La violence dans la sociétéLa recherche établit aussi une relation étroite entre les niveaux de mortalité infantile suite aux mauvais traitements et les niveaux de violence dans la société dans son ensemble. Les auteurs soutiennent que toute tentative sérieuse de lutter contre la maltraitance à enfants doit passer par la promotion d’une culture de non-violence envers les enfants. Les pays ayant les taux les plus bas de mortalité infantile suite à maltraitance ont aussi des taux très faibles de mortalité adulte suite à des agressions. De la même façon, les trois pays présentant des niveaux exceptionnellement élevés de mortalité infantile suite à maltraitance ont aussi des taux exceptionnellement élevés de mortalité adulte suite à des agressions. (c'est moi qui souligne)
http://www.unicef-irc.org/files/documents/d-3126-La-maltraitance---enfants.pdf
Cela signifie, si je ne m'abuse, que la violence dans une société est proportionnelle à la violence éducative à l'encontre des enfants car le taux de mortalité infantile est un bon indicateur de celle-ci. Ainsi, si une société souhaitait honnêtement faire baisser la délinquance elle se préoccuperait avant tout de la bientraitance des enfants, y compris en situation de délinquance à l'adolescence car l'adolescence est une époque charnière de l'évolution des enfants où le champ des possibles est encore ouvert - et elle ne s'arrête pas miraculeusement à la majorité légale qui est un âge choisi arbitrairement et qui a une histoire et une raison trop longues à développer ici.

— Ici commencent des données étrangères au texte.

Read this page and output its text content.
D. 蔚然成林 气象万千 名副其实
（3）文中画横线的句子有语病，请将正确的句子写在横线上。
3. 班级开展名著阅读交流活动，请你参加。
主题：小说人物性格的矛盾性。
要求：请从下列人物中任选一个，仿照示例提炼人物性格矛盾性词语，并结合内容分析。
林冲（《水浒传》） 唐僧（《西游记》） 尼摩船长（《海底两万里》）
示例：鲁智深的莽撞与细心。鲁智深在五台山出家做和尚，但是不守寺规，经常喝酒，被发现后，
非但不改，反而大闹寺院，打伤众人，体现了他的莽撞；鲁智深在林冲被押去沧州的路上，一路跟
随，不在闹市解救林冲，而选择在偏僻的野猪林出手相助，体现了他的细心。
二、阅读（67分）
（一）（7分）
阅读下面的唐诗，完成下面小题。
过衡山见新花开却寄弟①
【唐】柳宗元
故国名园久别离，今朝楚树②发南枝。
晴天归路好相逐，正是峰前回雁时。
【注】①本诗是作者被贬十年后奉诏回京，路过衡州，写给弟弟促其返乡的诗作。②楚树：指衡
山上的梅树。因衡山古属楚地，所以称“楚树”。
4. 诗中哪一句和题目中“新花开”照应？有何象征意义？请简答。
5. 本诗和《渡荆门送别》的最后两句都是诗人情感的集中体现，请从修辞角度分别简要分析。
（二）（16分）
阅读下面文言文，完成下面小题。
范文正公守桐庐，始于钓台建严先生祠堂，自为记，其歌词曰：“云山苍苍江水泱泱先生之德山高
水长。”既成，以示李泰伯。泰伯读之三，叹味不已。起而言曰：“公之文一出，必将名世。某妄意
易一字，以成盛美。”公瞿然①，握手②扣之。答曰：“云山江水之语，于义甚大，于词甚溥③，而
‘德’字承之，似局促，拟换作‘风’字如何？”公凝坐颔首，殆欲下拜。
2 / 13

Je vais encore reparler de moi qui suis l'adolescente que j'ai le mieux connue et étudiée... mais qui ressemblait à bien d'autres ados que j'ai rencontrées et soutenues par la suite. Je suis vieille (et fière de l'être!) mais je me souviens parfaitement de la souffrance de mon adolescence et je sais fort bien qu'au moins jusqu'à 20 ans - même si je me prenais pour une adulte (mais à tout âge les enfants pensent que "ça y est, il y sont arrivés" : le bébé qui marche s'y croit, celui qui parle en a la conviction : à quel âge chacun d'entre vous a-t-il pensé qu'il n'était pas une personne à part entière?) - j'étais encore une enfant. Je me sentais perdue, effrayée par le monde déconcertant des adultes, fragile et vulnérable alors que j'étais perçue comme insolente, opposante et asociale par mon entourage. Je cherchais l'affection et je me rétractais comme un escargot dans sa coquille dès que quelqu'un m'abordait. Je ne comprenais rien à ce que l'on attendait de moi : quel comportement adopter, quelle parole dire et je me sentais ridicule et décalée en permanence. Je ne savais pas comment faire pour être autrement que ce que j'étais de façon à satisfaire les autres et à m'attirer leur regard positif à mon égard. J'avais le sentiment qu'il y avait une règle du jeu que tout le monde connaissait sauf moi. Et au final je rêvais de mourir jeune pour ne pas avoir à affronter ce monde qui me terrorisait. Je sais maintenant que nous sommes des milliards à être (et à encore) passer par là (heureux sont ceux qui y ont échappé!). Chacun a dû affronter cette angoisse existentielle avec les moyens qu'on lui a donné (ou pas!) et les éléments de chance et de malchance qu'il a rencontré. Parfois il suffit d'une rencontre bienveillante pour basculer du "bon" côté, parfois d'un croche-pied du destin pour s'effondrer. Quand je prends connaissance du parcours de certains qui ont failli, je me demande si j'aurais pu faire mieux à leur place.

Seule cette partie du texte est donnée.